Hydrogen‐Bonding Enhanced Anion Exchange Membrane for High Performance Alkaline Water Electrolysis

Abstract Anion exchange membranes (AEMs) are critical for alkaline water electrolysis but face challenges related to low hydroxide ion (OH − ) conductivity and poor chemical stability. Herein, an AEM design strategy is presented that integrates frontier molecular orbital engineering with hydrogen‐bonding network construction. HOMO energy level as a descriptor is first introduced to evaluate oxidative stability of AEMs, particularly their backbones, while LUMO energy level is used to evaluate alkaline stability of cation groups.

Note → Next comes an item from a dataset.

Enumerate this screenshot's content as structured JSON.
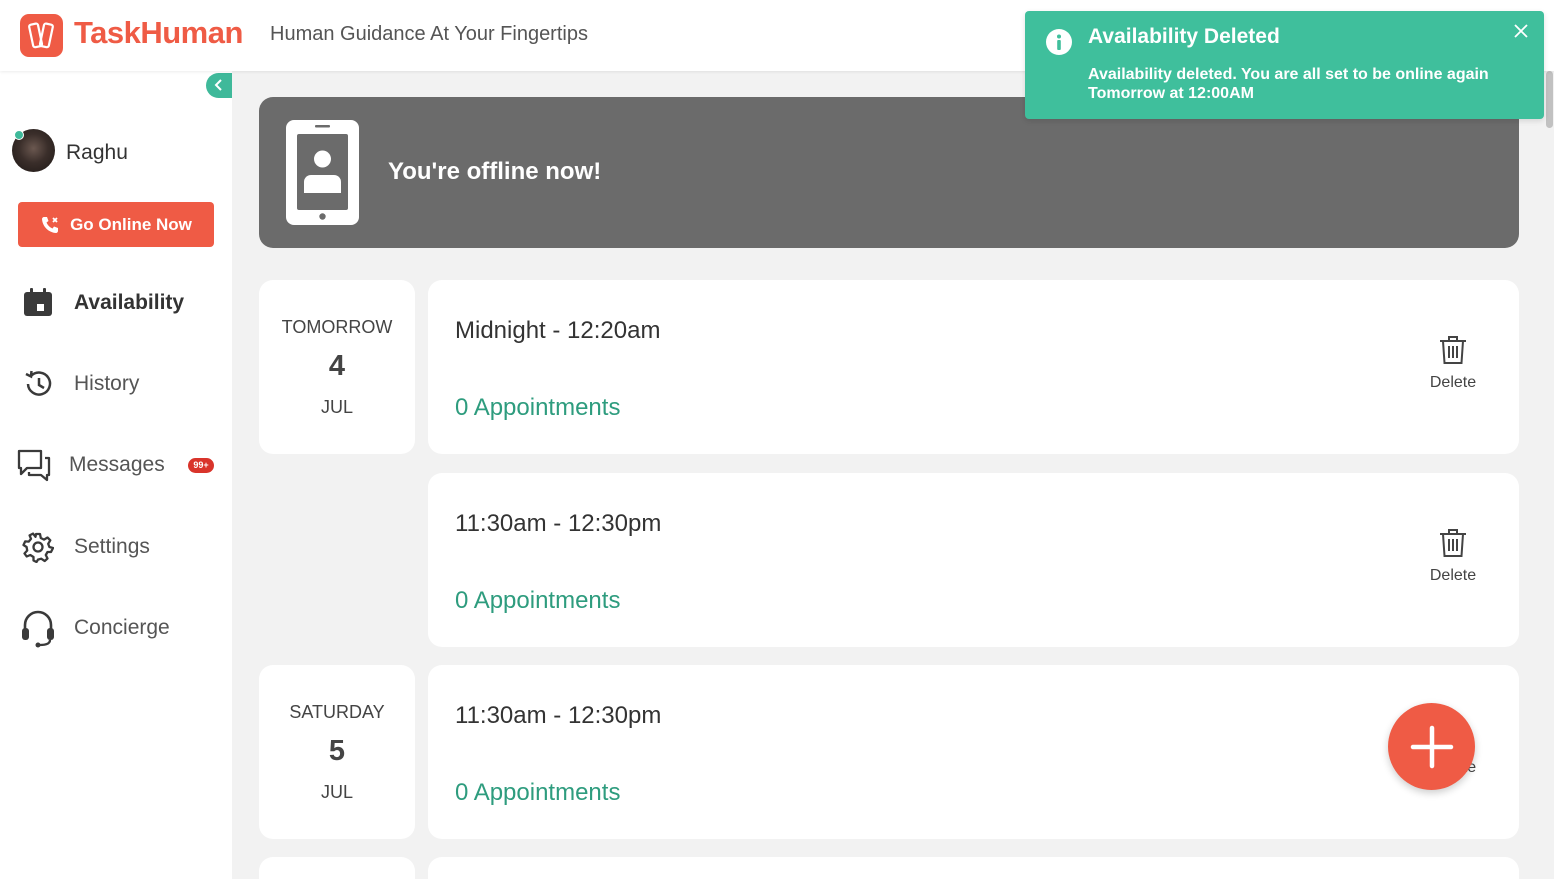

Density functional theory (DFT) calculations show that benzothiazole (BT) features a high LUMO energy and low HOMO energy level, suggesting good stability. Incorporating BT into poly(terphenyl‐benzothiazole‐piperidinium) membrane (P‐B‐x) enables the formation of enhanced continuous hydrogen‐bonding networks, where BT's nitrogen and sulfur heteroatoms act as dual hydrogen‐bonding acceptors, facilitating OH − transport of Grotthuss‐type. The optimized P‐B‐15 membrane with a moderate ion exchange capacity achieves the high OH − conductivity of 168.7 ± 1.0 mS cm −1 at 80 °C and sustains stable operation for over 500 h at 1.0 A cm −2 with minimal voltage decay (32 µV h −1 ) in 1.0 m KOH. This work proposes a promising strategy for the development of next‐generation AEMs with enhanced OH − conductivity and chemical stability.